Airs Monday, December 31 at 8:00 p.m. Count down, sing along, and dance to live music all night long. Travel from coast to coast with four celebrations of midnight from time zone to time zone. It's the perfect holiday special for any New Year's event. Spirited, improvised, grooving, and swinging, with strings, horns, voices and drums, each segment is a stop in a sequence of parties, each one contributing something new to the musical feast. WBGO's Rhonda Hamilton anchors, with additional voices along the way.
Airs Tuesday, December 25 at 10:00 p.m. It's a very merry jazz Christmas with an hour of some of the best holiday jazz. We’ll talk with jazz historian Bill Sears about some of the off-the-beaten path jazz takes on your favorite holiday classics, and chat with our producer Lou Blouin about the Christmas duet that brought jazz icon Bing Crosby and rocker David Bowie together. That plus a conversation with pianist Eugene Marlow about his recent jazz reworking of some classic Hanukkah music, and tunes from Duke Ellington, Hammond B3 pioneer Jimmy Smith, Vince Guaraldi, and the Squirrel Nut Zippers, are all coming up on this Special.

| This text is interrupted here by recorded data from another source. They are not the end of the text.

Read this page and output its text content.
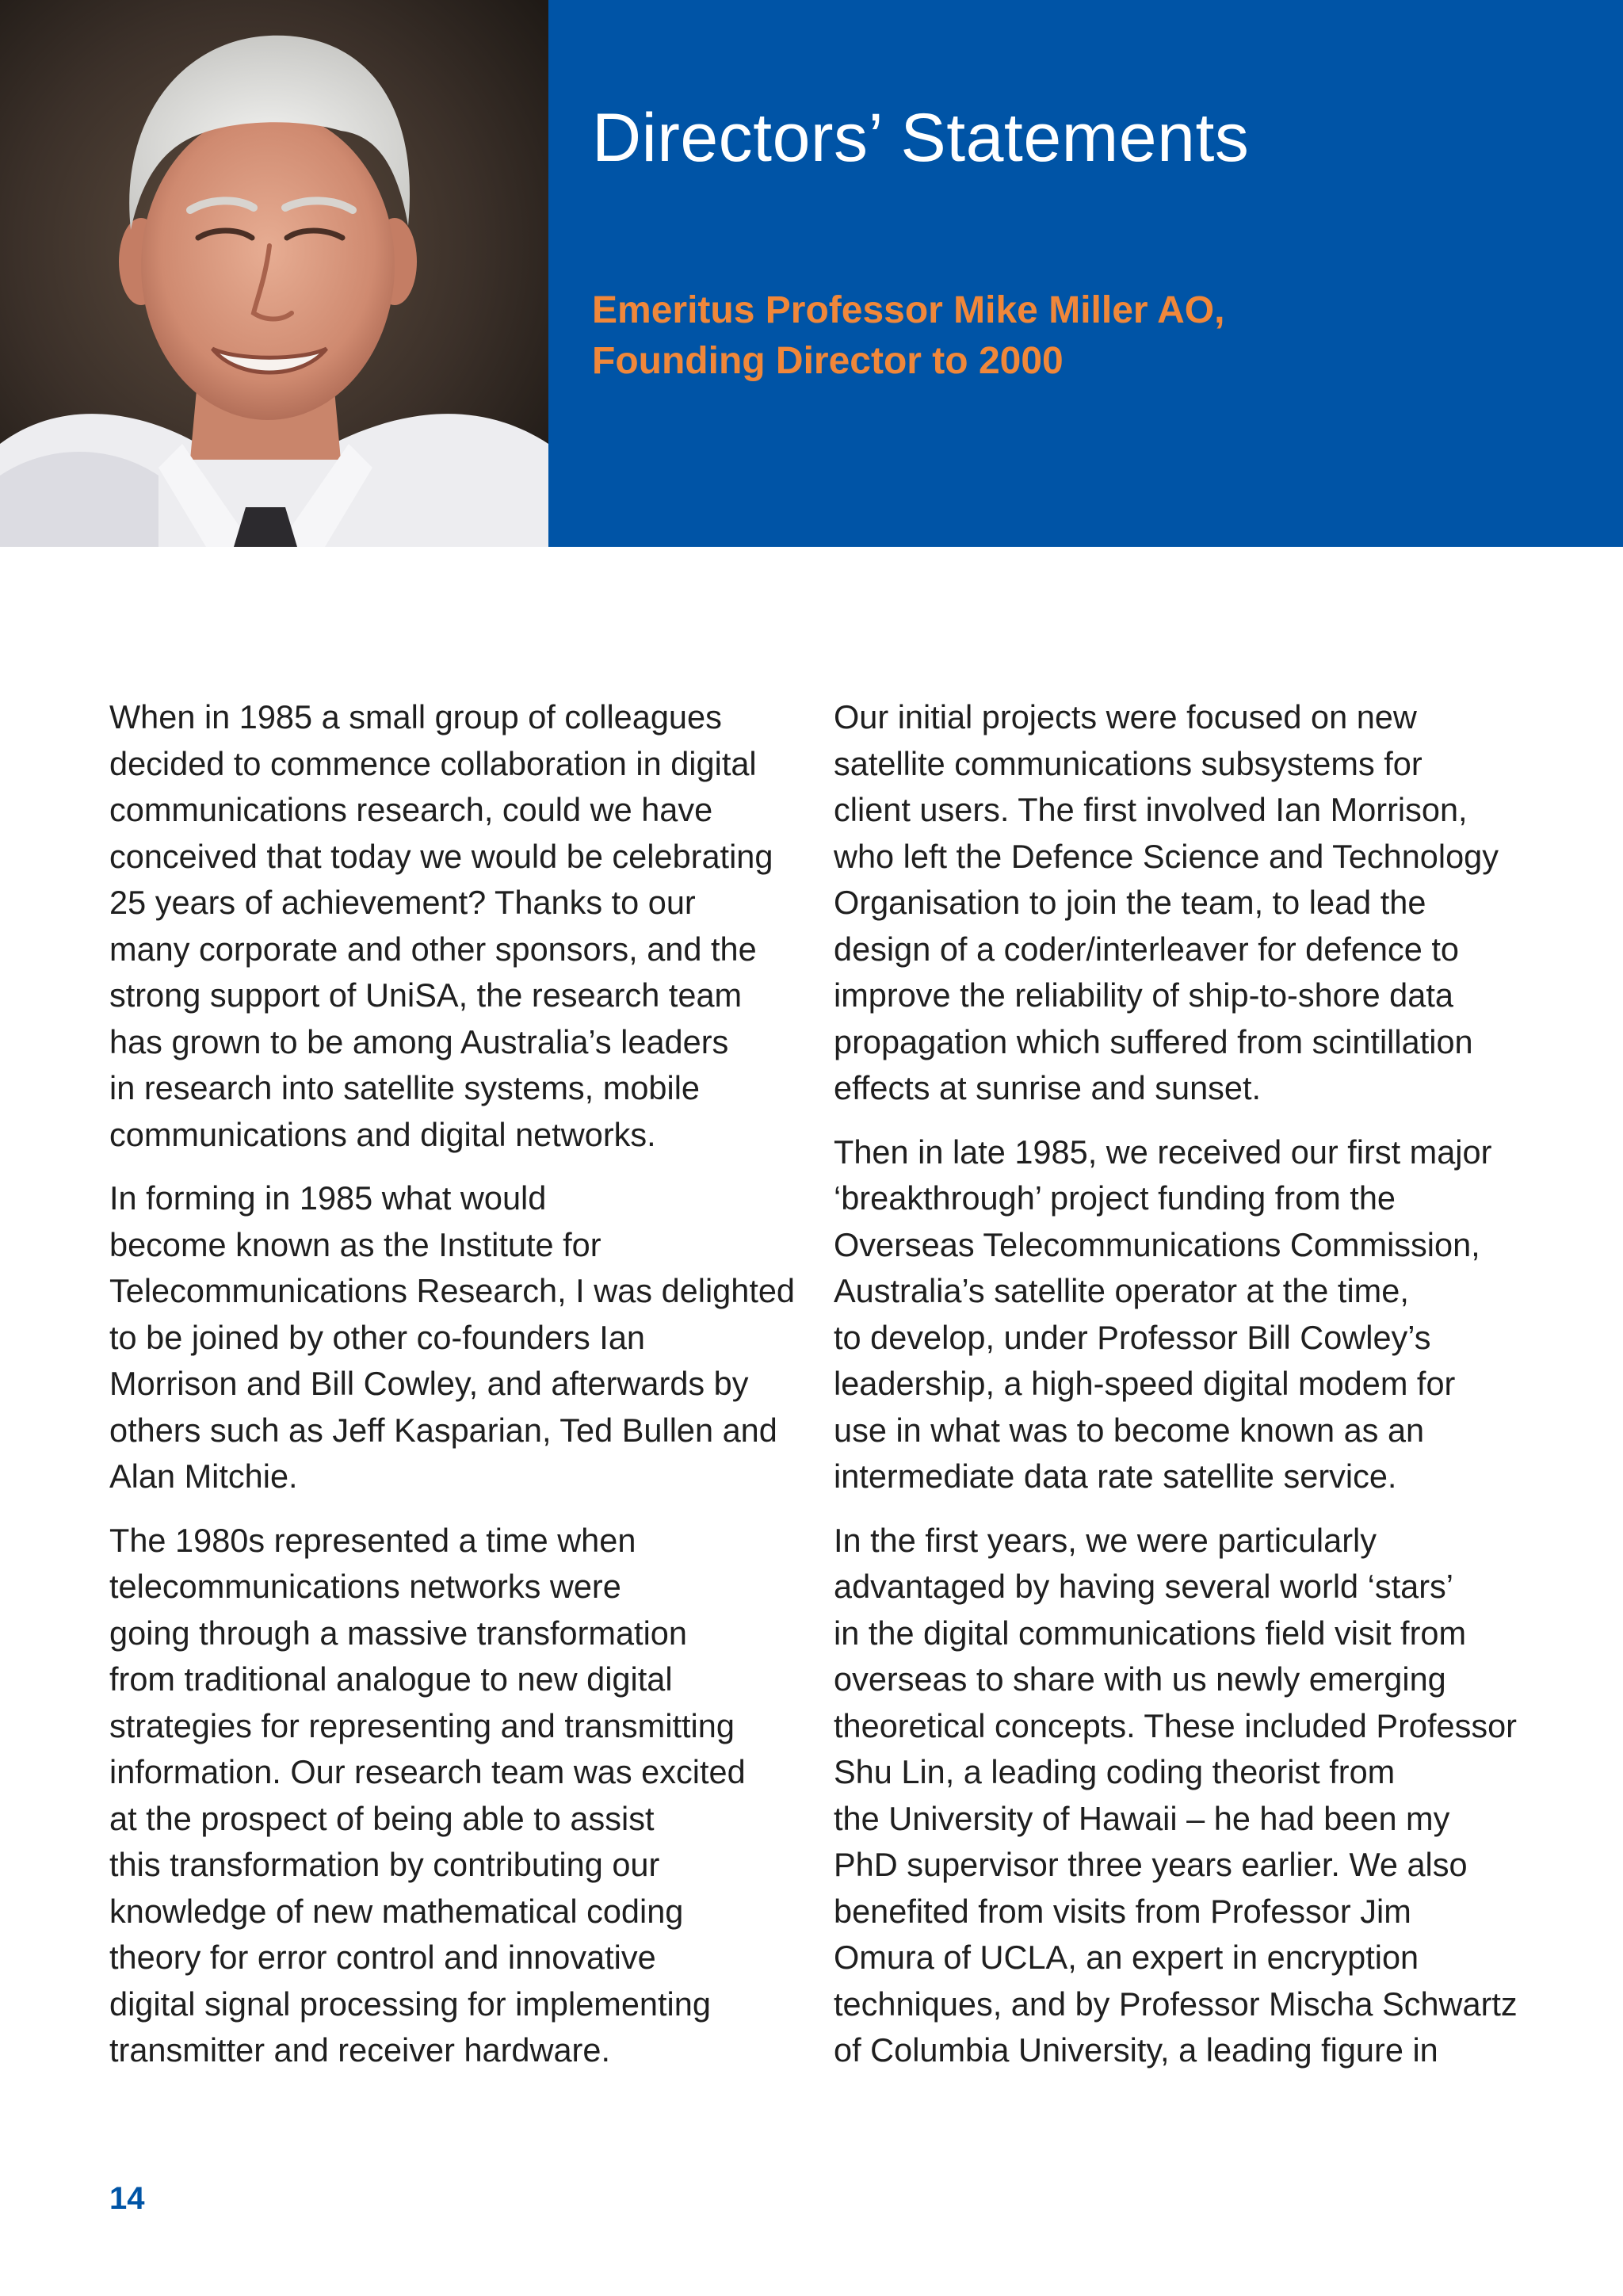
Directors’ Statements
Emeritus Professor Mike Miller AO,
Founding Director to 2000

When in 1985 a small group of colleagues
decided to commence collaboration in digital
communications research, could we have
conceived that today we would be celebrating
25 years of achievement? Thanks to our
many corporate and other sponsors, and the
strong support of UniSA, the research team
has grown to be among Australia’s leaders
in research into satellite systems, mobile
communications and digital networks.

In forming in 1985 what would
become known as the Institute for
Telecommunications Research, I was delighted
to be joined by other co-founders Ian
Morrison and Bill Cowley, and afterwards by
others such as Jeff Kasparian, Ted Bullen and
Alan Mitchie.

The 1980s represented a time when
telecommunications networks were
going through a massive transformation
from traditional analogue to new digital
strategies for representing and transmitting
information. Our research team was excited
at the prospect of being able to assist
this transformation by contributing our
knowledge of new mathematical coding
theory for error control and innovative
digital signal processing for implementing
transmitter and receiver hardware.

Our initial projects were focused on new
satellite communications subsystems for
client users. The first involved Ian Morrison,
who left the Defence Science and Technology
Organisation to join the team, to lead the
design of a coder/interleaver for defence to
improve the reliability of ship-to-shore data
propagation which suffered from scintillation
effects at sunrise and sunset.

Then in late 1985, we received our first major
‘breakthrough’ project funding from the
Overseas Telecommunications Commission,
Australia’s satellite operator at the time,
to develop, under Professor Bill Cowley’s
leadership, a high-speed digital modem for
use in what was to become known as an
intermediate data rate satellite service.

In the first years, we were particularly
advantaged by having several world ‘stars’
in the digital communications field visit from
overseas to share with us newly emerging
theoretical concepts. These included Professor
Shu Lin, a leading coding theorist from
the University of Hawaii – he had been my
PhD supervisor three years earlier. We also
benefited from visits from Professor Jim
Omura of UCLA, an expert in encryption
techniques, and by Professor Mischa Schwartz
of Columbia University, a leading figure in

14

Airs, Tuesday December 25 at 9:00 p.m. NPR Music brings you another great concert from the John F. Kennedy Center for the Performing Arts. NEA Jazz Master Ellis Marsalis, Jason Moran, Geri Allen, and Taylor Eigsti, and other artists perform their favorite holiday songs.

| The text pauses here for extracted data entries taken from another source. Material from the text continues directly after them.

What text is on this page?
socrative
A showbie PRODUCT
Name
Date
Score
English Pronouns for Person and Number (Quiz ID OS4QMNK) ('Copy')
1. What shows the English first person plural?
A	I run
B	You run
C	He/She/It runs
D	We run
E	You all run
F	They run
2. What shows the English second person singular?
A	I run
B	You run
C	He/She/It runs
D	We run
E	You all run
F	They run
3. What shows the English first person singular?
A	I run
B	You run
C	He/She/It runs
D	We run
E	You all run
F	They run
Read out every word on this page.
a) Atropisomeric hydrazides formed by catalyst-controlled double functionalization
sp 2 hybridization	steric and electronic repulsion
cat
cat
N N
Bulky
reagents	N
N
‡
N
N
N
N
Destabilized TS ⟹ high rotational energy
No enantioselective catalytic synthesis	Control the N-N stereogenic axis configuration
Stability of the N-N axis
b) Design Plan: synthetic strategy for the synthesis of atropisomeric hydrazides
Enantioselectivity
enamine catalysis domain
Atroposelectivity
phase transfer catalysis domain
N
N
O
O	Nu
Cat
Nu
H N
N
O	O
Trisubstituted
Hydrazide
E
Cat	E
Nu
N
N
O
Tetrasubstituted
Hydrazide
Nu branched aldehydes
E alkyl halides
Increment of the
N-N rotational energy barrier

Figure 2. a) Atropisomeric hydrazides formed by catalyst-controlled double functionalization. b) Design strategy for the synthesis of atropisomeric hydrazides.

Airs Thursday, December 13 at 9:00 p.m. Tune in to hear banjoist Bela Fleck with pianist Marcus Roberts and his trio, live from Savannah in their debut performance together. The history of the banjo in jazz dates back to the earliest ensembles of the 20th century in New Orleans, when banjo players were occasionally the star of the band. Over the next 100 years, however, the banjo changed within American musical culture, gradually falling out of favor as a primary instrument within a jazz band. In the spring of 2011, the Savannah Music Festival premiered a project featuring banjoist Bela Fleck with pianist Marcus Roberts and his trio. The results proved that the banjo has always been a wonderful solo instrument in jazz, particularly in the hands of a great improvisor like Bela Fleck. Tune in to hear Marcus Roberts on piano, Jason Marsalis on drums, Rodney Jordan on bass and Bela Fleck on banjo, live from Savannah in their debut performance.